News & Research

    Boston Medical Center, Boston, Massachusetts

Reactive oxygen species in adipocyte respiration and apoptosis

General Research Subject: Type 2 Diabetes

Focus: Adipocytes

Type of Grant: Mentor Based Postdoctoral Fellowship

Project Start Date: July 1, 2008

Project End Date: June 30, 2012

Research Description

It has been demonstrated that weight loss through diet and exercise markedly reduces the development of type 2 diabetes. One strategy for controlling diabetes could be to reduce body fat by increasing fat burning or by decreasing the number of fat cells. Fat cells are the major sites where fat is stored in the body, however little information is available on exactly how fat cells regulate their own fat burning. It is important to understand this process, since even small shifts towards burning fat instead of storing fat may produce profound alterations in the whole fat mass over time.

This study will focus on the role of reactive oxygen species (ROS) in regulating fat cell respiration and death. ROS are important intracellular signals that are involved in many aspects of cell metabolism and function, including ROS-induced cell death. Evidence also suggests that ROS might inhibit respiration in fat cells. In this study, ROS will be removed from fat cells using standard molecular biology techniques, and the impact on fat cell respiration and metabolism will be investigated. This study will also explore the theory that fat cells have high levels of ROS, but are protected from ROS-induced cell death.

The outcomes of this research could expand the understanding of cell respiration and also provide new strategies on reducing body fat by increasing fat burning or decreasing fat cell number. This information represents a basis for the identification of novel targets for the prevention of obesity and type 2 diabetes.

Reseacher Profile

Mentor: Barbara E. Corkey, PhD   Postdoctoral Fellow: Yaguang Si, PhD

What area of diabetes research does your project cover? What role will this particular project play in preventing, treating and/or curing diabetes?

Type 2 diabetes is closed associated with obesity, and it has been demonstrated that weight loss through diet and exercise markedly reduces the development of type 2 diabetes. One strategy for controlling diabetes is to reduce body fat by increasing fat burning or by decreasing the number of fat cells. Fat cells are the major sites where fat is stored in the body, however little information is available on exactly how fat cells regulate their own fat burning. It is important to understand this process, since even small shifts towards burning fat instead of storing fat may produce profound alterations in the whole fat mass over time.

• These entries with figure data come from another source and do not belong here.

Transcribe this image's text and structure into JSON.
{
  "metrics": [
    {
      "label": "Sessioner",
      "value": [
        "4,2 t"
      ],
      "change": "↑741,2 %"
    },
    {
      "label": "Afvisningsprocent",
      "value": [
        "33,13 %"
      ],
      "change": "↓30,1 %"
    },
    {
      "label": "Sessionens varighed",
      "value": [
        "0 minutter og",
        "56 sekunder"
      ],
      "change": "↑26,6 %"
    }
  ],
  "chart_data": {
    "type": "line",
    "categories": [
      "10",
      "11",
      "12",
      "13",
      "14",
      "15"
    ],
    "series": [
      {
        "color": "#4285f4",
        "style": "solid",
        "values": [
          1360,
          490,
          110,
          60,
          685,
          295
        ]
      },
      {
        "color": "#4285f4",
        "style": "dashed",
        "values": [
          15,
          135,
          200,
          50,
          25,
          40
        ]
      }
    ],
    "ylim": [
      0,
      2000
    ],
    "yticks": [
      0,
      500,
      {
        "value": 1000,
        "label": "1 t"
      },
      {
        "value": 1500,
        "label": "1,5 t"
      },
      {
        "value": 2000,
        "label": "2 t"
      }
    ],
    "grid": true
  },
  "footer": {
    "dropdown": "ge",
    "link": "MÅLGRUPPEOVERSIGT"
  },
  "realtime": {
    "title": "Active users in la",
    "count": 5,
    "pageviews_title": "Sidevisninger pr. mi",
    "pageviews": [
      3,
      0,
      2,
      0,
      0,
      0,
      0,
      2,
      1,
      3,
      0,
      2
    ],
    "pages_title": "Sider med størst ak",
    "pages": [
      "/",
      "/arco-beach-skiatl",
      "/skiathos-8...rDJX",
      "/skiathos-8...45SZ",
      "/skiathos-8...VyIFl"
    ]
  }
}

This study will focus on the role of reactive oxygen species (ROS) in regulating fat cell respiration and death. ROS are important intracellular signals that are involved in many aspects of cell metabolism and function, including ROS-induced cell death. Evidence also suggests that ROS might inhibit respiration in fat cells. In this study, ROS will be removed from fat cells using standard molecular biology techniques, and the impact on fat cell respiration and metabolism will be investigated. This study will also explore the theory that fat cells have high levels of ROS, but are protected from ROS-induced cell death.

If a person with diabetes were to ask you how your project will help them in the future, how would you respond?

The outcomes of this research could expand the understanding of cell respiration and also provide new strategies on reducing body fat by increasing fat burning or decreasing fat cell number. This information represents a basis for the identification of novel targets for the prevention of obesity and type 2 diabetes at the level of fat cells.

Why is it important for you, personally, to become involved in diabetes research? What role will this award play in your research efforts?

My personal mission is to work toward a cure for diabetes and obesity. Decreasing the amount of body fat or increasing the amount of fat burning will help to achieve that goal and may be an important step in preventing the development of diabetes. This award will support the efforts of an outstanding new investigator in diabetes research who will continue the mission to cure or prevent diabetes.

In what direction do you see the future of diabetes research going?

Modern molecular and informatic tools have led to success in identifying new proteins, pathways and targets involved with normal metabolic function and the development of diabetes. Although this has generated much excitement, it is essential now to redevelop our skills in metabolism, whole body physiology and translation from animal to human in order to use new information to benefit people.